According to the git-svn
man page, git svn init
and git svn clone
are designed to work with new/empty Git repositories. My procedure, then, was to create a new Git repo from the Subversion repository, and then git fetch
from that into the other Git repository.
I had a local rsync backup of everything from the old server, including the Subversion repositories, so I could use local file://
URLs for the git svn clone
:
$ cd /Seguridad/remote/wincent1.inetu.net/var/lib/svn/repositories
$ git svn clone --stdlayout \
--no-metadata \
-A ~/.svn-authors \
file:///Seguridad/remote/wincent1.inetu.net/var/lib/svn/repositories/Walrus \
Walrus.git
Subversion doesn’t have real tags; rather it advises users to create "tags" by copying the desired revision into a subdirectory of tags
at the top level of the repository.
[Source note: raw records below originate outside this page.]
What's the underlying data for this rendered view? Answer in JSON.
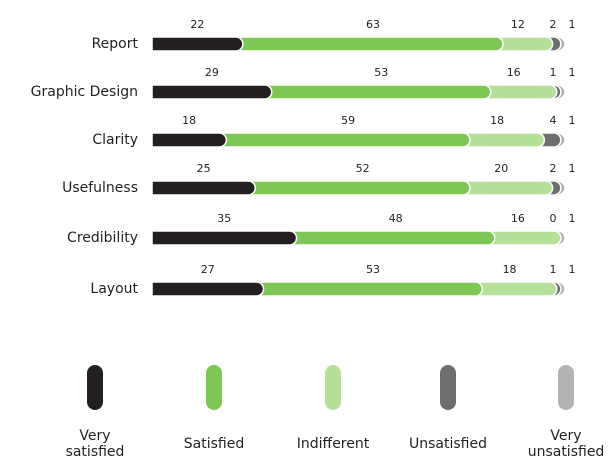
{
  "chart_data": {
    "type": "stacked_bar_horizontal",
    "categories": [
      "Report",
      "Graphic Design",
      "Clarity",
      "Usefulness",
      "Credibility",
      "Layout"
    ],
    "series": [
      {
        "name": "Very satisfied",
        "color": "#231f20",
        "values": [
          22,
          29,
          18,
          25,
          35,
          27
        ]
      },
      {
        "name": "Satisfied",
        "color": "#7dc855",
        "values": [
          63,
          53,
          59,
          52,
          48,
          53
        ]
      },
      {
        "name": "Indifferent",
        "color": "#b5e09a",
        "values": [
          12,
          16,
          18,
          20,
          16,
          18
        ]
      },
      {
        "name": "Unsatisfied",
        "color": "#6d6e70",
        "values": [
          2,
          1,
          4,
          2,
          0,
          1
        ]
      },
      {
        "name": "Very unsatisfied",
        "color": "#b3b3b3",
        "values": [
          1,
          1,
          1,
          1,
          1,
          1
        ]
      }
    ],
    "xlim": [
      0,
      100
    ]
  }
}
Given that tags should be static, the user should then refrain from ever making changes in that subdirectory.
When Git imports these tags it actually creates branch-like references for them, under refs/remote/tags
(you can see them with git branch -r
), in recognition of the fact that in the Subversion model these things aren’t actually static but are more like branches.
In my case, however, I always followed the standard tags
/branches
/trunk
layout and I never made changes to my "tags" after creating them, so I wanted to convert these branch-like tags to actual Git tags. I created and used this tagger.sh
script for this purpose:
#!/bin/sh
# modelled after:
# http://www.gitready.com/advanced/2009/02/16/convert-git-svn-tag-branches-to-real-tags.html
# http://github.com/nothingmuch/git-svn-abandon/blob/master/git-svn-abandon-fix-refs
git for-each-ref --format='%(refname)' refs/remotes/tags | while read REF; do
echo "Processing: $REF"
TAG=${REF#refs/remotes/tags/}
COMMIT=$(git rev-parse $REF)
echo "Tag $TAG points to commit $COMMIT"
MERGE=$(git merge-base refs/remotes/trunk $COMMIT)
echo "Merge base is $MERGE"
git show --pretty='format:%s%n%n%b' $COMMIT | \
env GIT_COMMITTER_NAME="$(git show --pretty='format:%an' $COMMIT)" \
GIT_COMMITTER_EMAIL="$(git show --pretty='format:%ae' $COMMIT)" \
GIT_COMMITTER_DATE="$(git show --pretty='format:%ad' $COMMIT)" \
git tag -a -F - $TAG $MERGE
done
Having done this, in the real Git repository, I could do the following:
$ git fetch /Seguridad/remote/wincent1.inetu.net/var/lib/svn/repositories/Walrus.git trunk
$ git branch trunk FETCH_HEAD
$ git fetch --tags /Seguridad/remote/wincent1.inetu.net/var/lib/svn/repositories/Walrus.git trunk
See also
Articles in this knowledge base
- Setting up gitweb
- Git repository maintenance
- Setting up a brand new public Git repository
- Setting up a brand new private Git repository
External links
Additional notes
My initial attempts at importing were done on the remote server directly, so I also added this to the ~/.gitconfig
for the git
user, seeing as I’ll be the only one doing commits for the foreseeable future:
sudo -H -u git git config --global user.email example@example.com
sudo -H -u git git config --global user.name "Wincent Colaiuta"
I suspect that this information is not actually required when pushing from an appropriately configured local repository, because the author information from the local repository should be used.